BSCI 1511L Statistics Manual: 1.7 Conducting a Chi Squared Goodness of Fit test using R

Introduction to Biological Sciences lab, second semester

Setup

It is assumed that you already have R and RStudio set up on the computer that you are using.  See Section 6 if you need to install them.  It is also assumed that you have done the example in Section 0.2.1 and are familiar with pasting a script into the Source Editor pane and running it.

Data format

When running a chi-squared goodness of fit test using R, the actual frequencies (i.e. the observed frequencies) must be absolute (i.e. counts).  The expected frequencies must be relative (i.e. the probabilities or proportions expressed as decimal fractions).  This differs from the way the test is conducted in Excel where both the actual and expected frequencies must be absolute.  For example, the Excel example in section 1.5 looks like this:

whereas the values used in R would be:

category expected relative frequency actual absolute frequency
heads 0.5 46
tails 0.5 41

 

Example script

Here is a script that uses the data shown above:

# chi-squared goodness of fit test testing whether coin flips differ significantly from what we expect

observedFlips = c(46, 41)        # actual absolute: (heads, tails)
expectedProb = c(0.5, 0.5)      # expected relative: (heads, tails)

chisq.test(
  x = observedFlips,
  p = expectedProb, 
)

When pasting the script into RStudio, use the raw text from this GitHub gist rather than copying and pasting from this page.  Note that although it would be possible to input the data from a file, it probably isn't worth it in this case, since only four numbers need to be typed into the script.
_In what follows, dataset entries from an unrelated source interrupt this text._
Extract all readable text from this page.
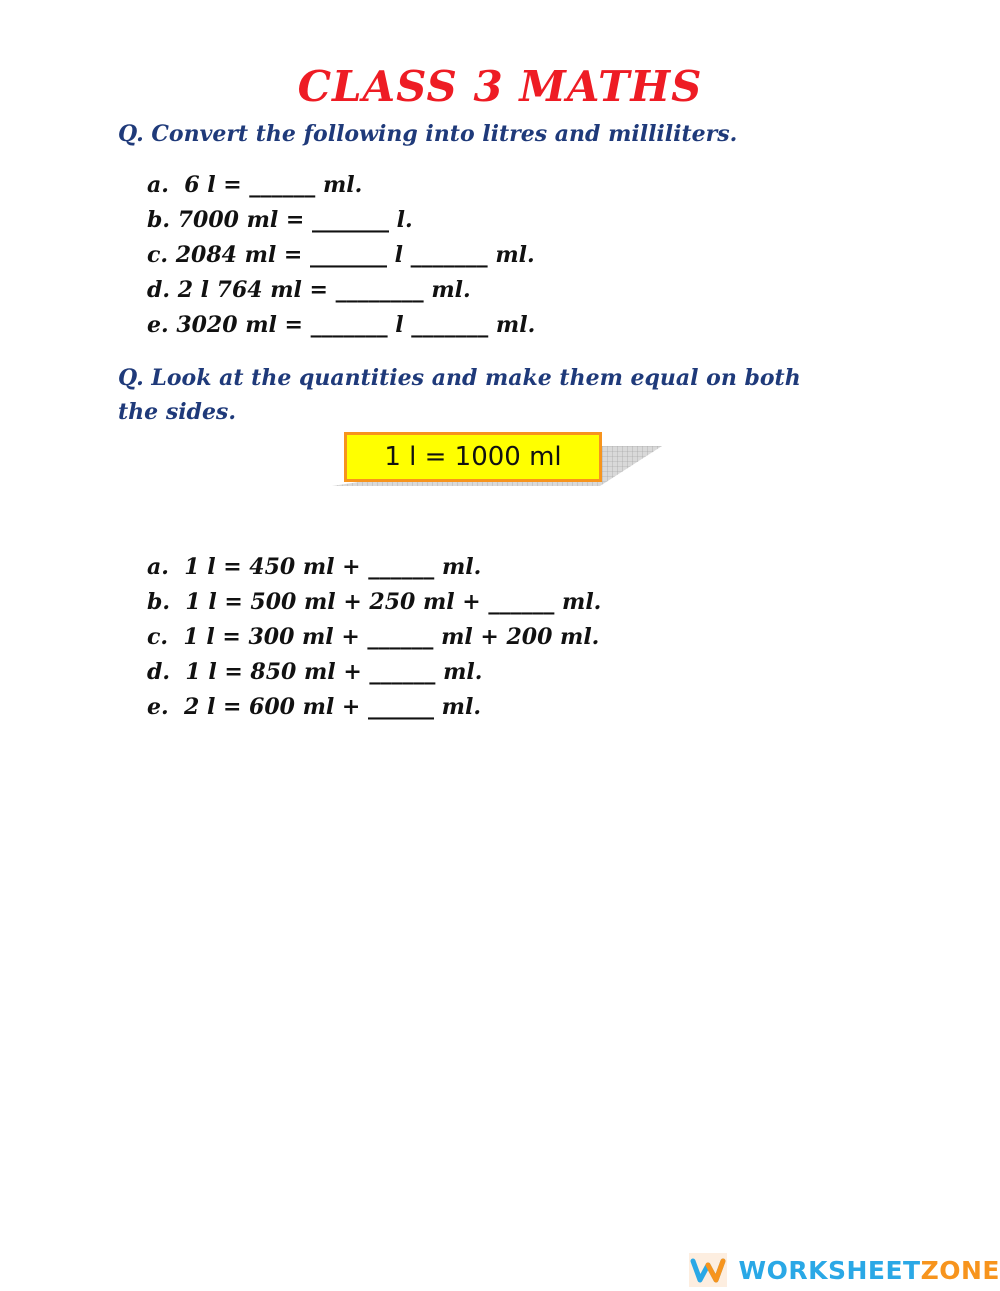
CLASS 3 MATHS
Q. Convert the following into litres and milliliters.
a.  6 l = ______ ml.
b. 7000 ml = _______ l.
c. 2084 ml = _______ l _______ ml.
d. 2 l 764 ml = ________ ml.
e. 3020 ml = _______ l _______ ml.
Q. Look at the quantities and make them equal on both the sides.
1 l = 1000 ml
a.  1 l = 450 ml + ______ ml.
b.  1 l = 500 ml + 250 ml + ______ ml.
c.  1 l = 300 ml + ______ ml + 200 ml.
d.  1 l = 850 ml + ______ ml.
e.  2 l = 600 ml + ______ ml.
WORKSHEETZONE
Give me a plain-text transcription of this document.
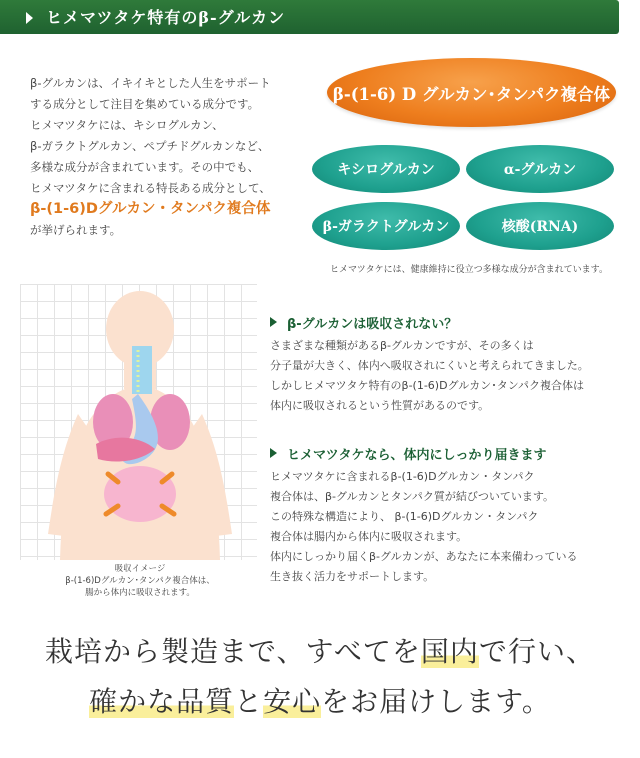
ヒメマツタケ特有のβ-グルカン
β-グルカンは、イキイキとした人生をサポート
する成分として注目を集めている成分です。
ヒメマツタケには、キシログルカン、
β-ガラクトグルカン、ペプチドグルカンなど、
多様な成分が含まれています。その中でも、
ヒメマツタケに含まれる特長ある成分として、
β-(1-6)Dグルカン・タンパク複合体
が挙げられます。
β-(1-6) D グルカン･タンパク複合体
キシログルカン	α-グルカン
β-ガラクトグルカン	核酸(RNA)
ヒメマツタケには、健康維持に役立つ多様な成分が含まれています。
吸収イメージ
β-(1-6)Dグルカン･タンパク複合体は、
腸から体内に吸収されます。
β-グルカンは吸収されない？
さまざまな種類があるβ-グルカンですが、その多くは
分子量が大きく、体内へ吸収されにくいと考えられてきました。
しかしヒメマツタケ特有のβ-(1-6)Dグルカン･タンパク複合体は
体内に吸収されるという性質があるのです。
ヒメマツタケなら、体内にしっかり届きます
ヒメマツタケに含まれるβ-(1-6)Dグルカン・タンパク
複合体は、β-グルカンとタンパク質が結びついています。
この特殊な構造により、 β-(1-6)Dグルカン・タンパク
複合体は腸内から体内に吸収されます。
体内にしっかり届くβ-グルカンが、あなたに本来備わっている
生き抜く活力をサポートします。
栽培から製造まで、すべてを国内で行い、
確かな品質と安心をお届けします。
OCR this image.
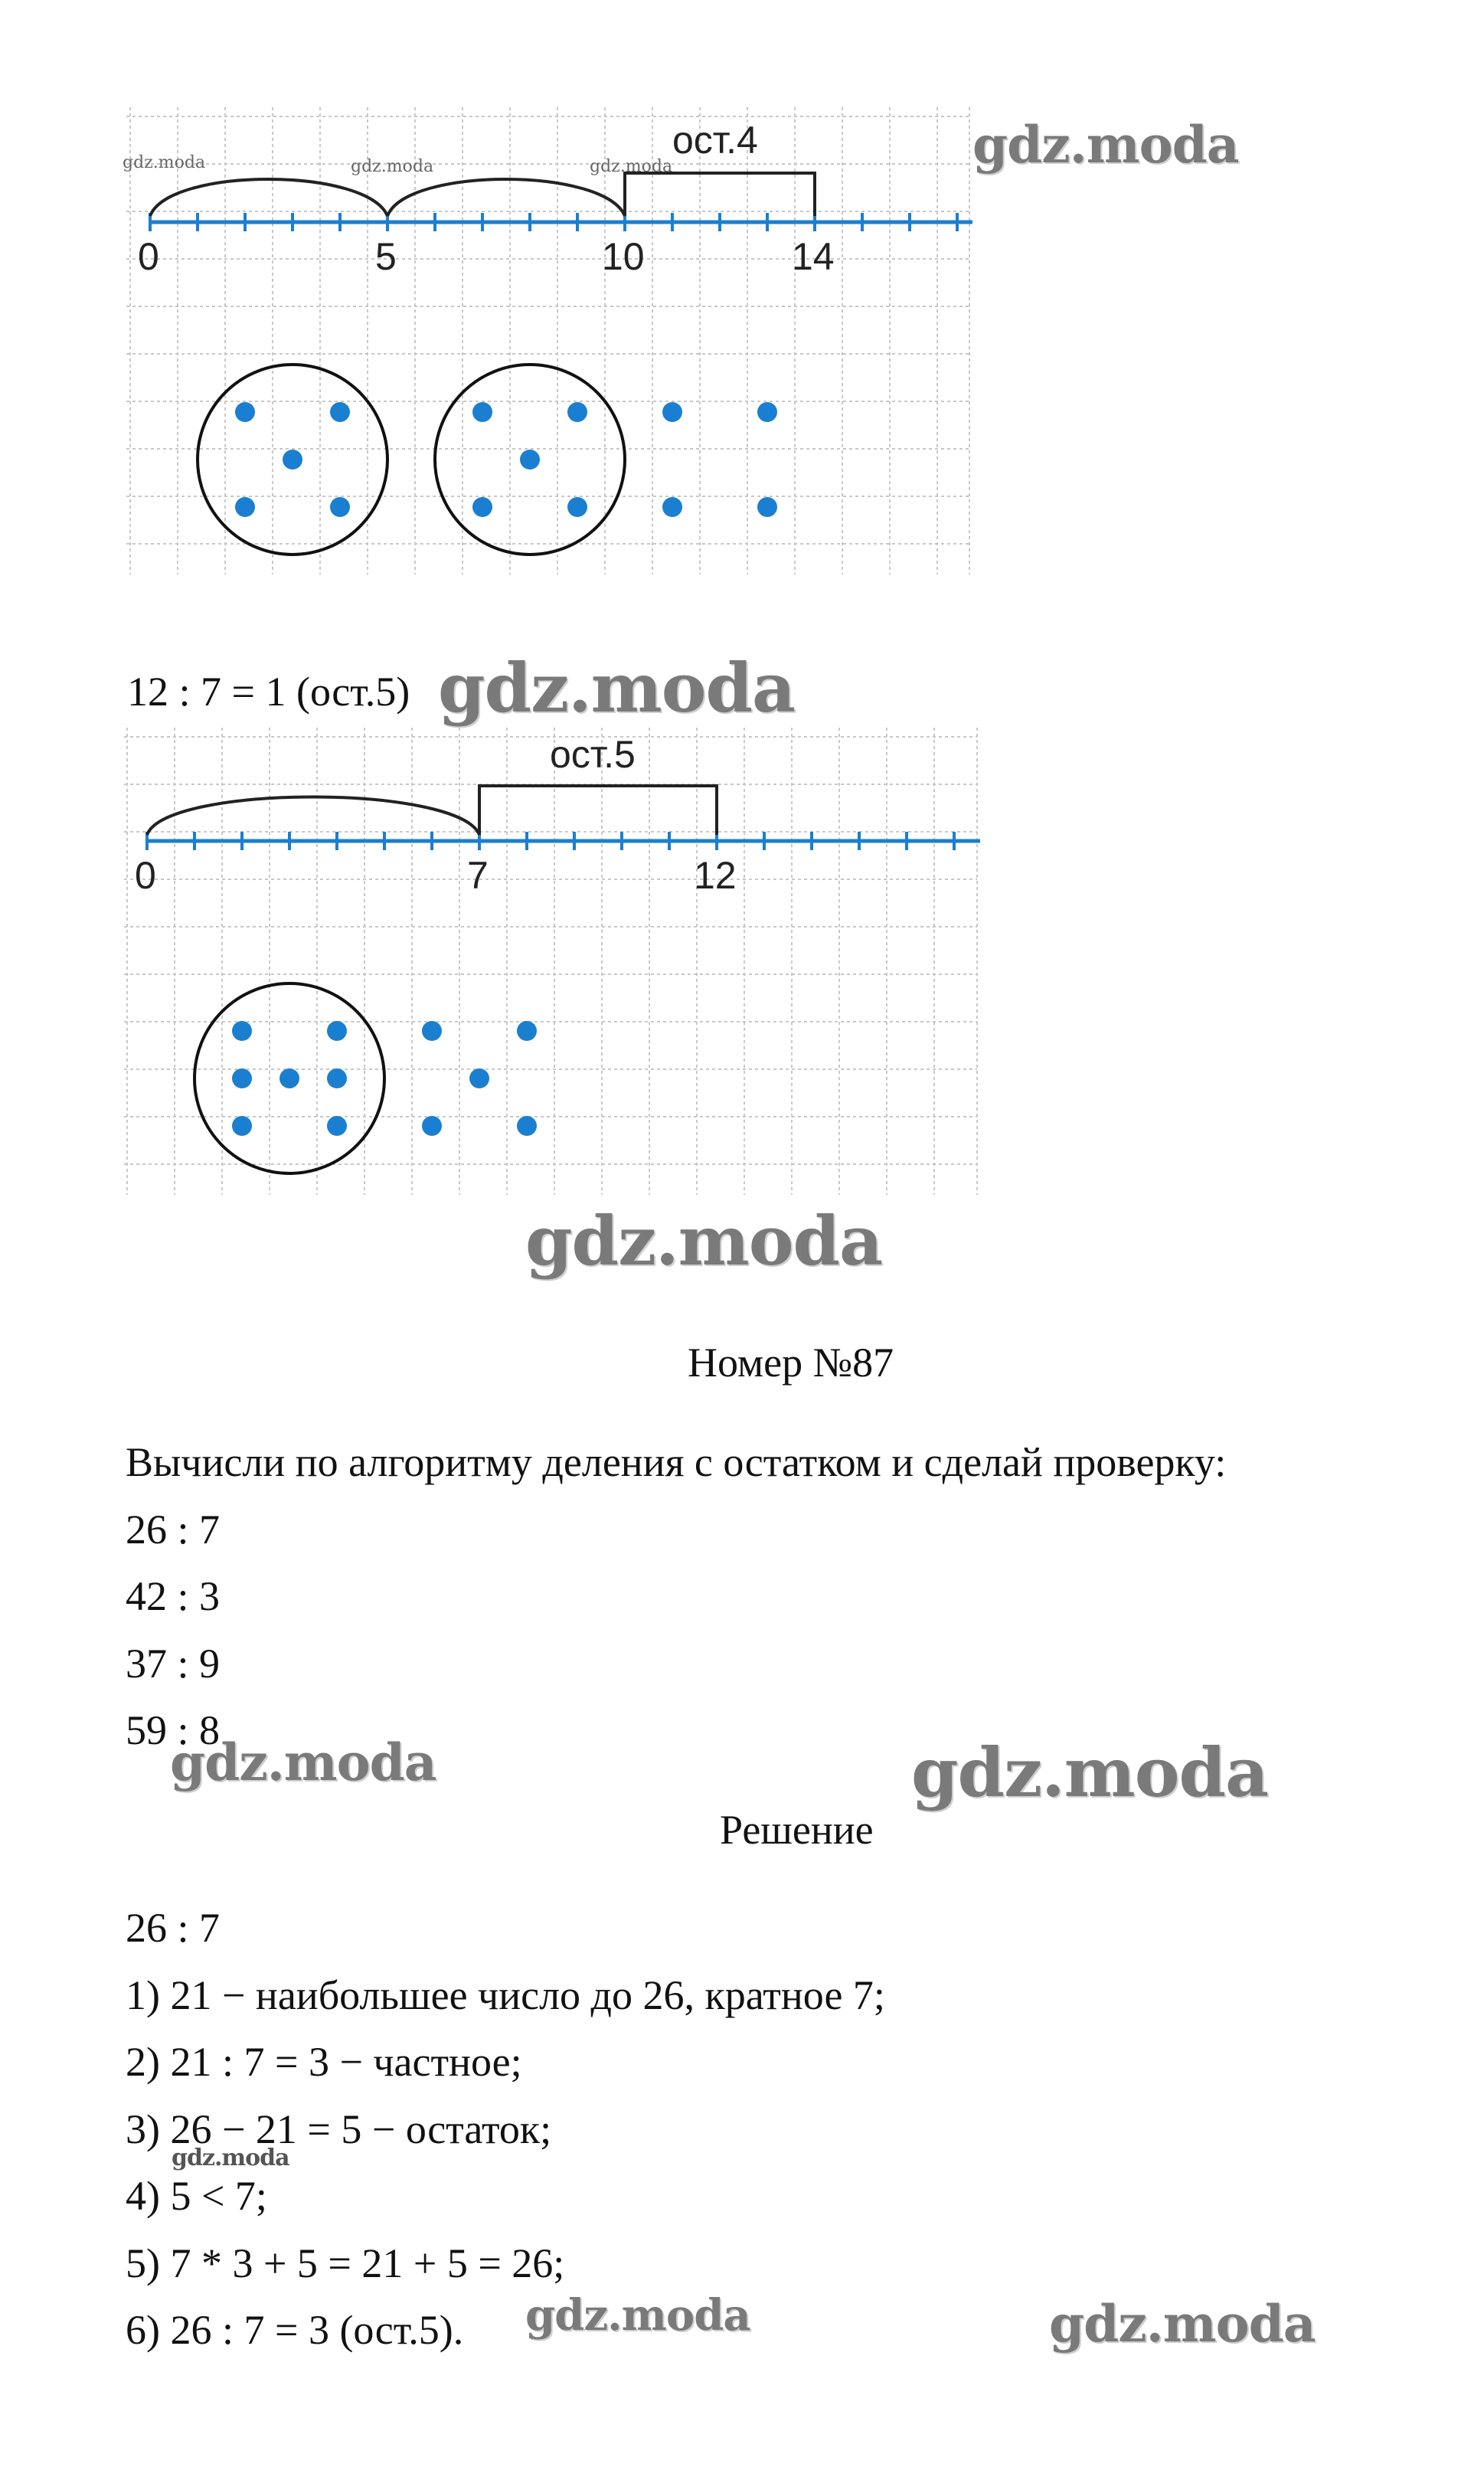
ост.4
0	5	10	14
gdz.moda	gdz.moda	gdz.moda	gdz.moda
12 : 7 = 1 (ост.5) gdz.moda
ост.5
0	7	12
gdz.moda
Номер №87
Вычисли по алгоритму деления с остатком и сделай проверку:
26 : 7
42 : 3
37 : 9
59 : 8
gdz.moda
Решение
gdz.moda
26 : 7
1) 21 − наибольшее число до 26, кратное 7;
2) 21 : 7 = 3 − частное;
3) 26 − 21 = 5 − остаток;
gdz.moda
4) 5 < 7;
5) 7 * 3 + 5 = 21 + 5 = 26;
6) 26 : 7 = 3 (ост.5). gdz.moda	gdz.moda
If there are more than two categories, simply include more numbers within the parentheses, separated by commas. 

Output

Here is the output given by R:

    Chi-squared test for given probabilities

data:  observedFlips
X-squared = 0.2874, df = 1, p-value = 0.5919

Notice that this conforms to the expectations about what is normally reported for a statistical test: the value of the statistic (chi-squared value), the number of degrees of freedom, and the P-value.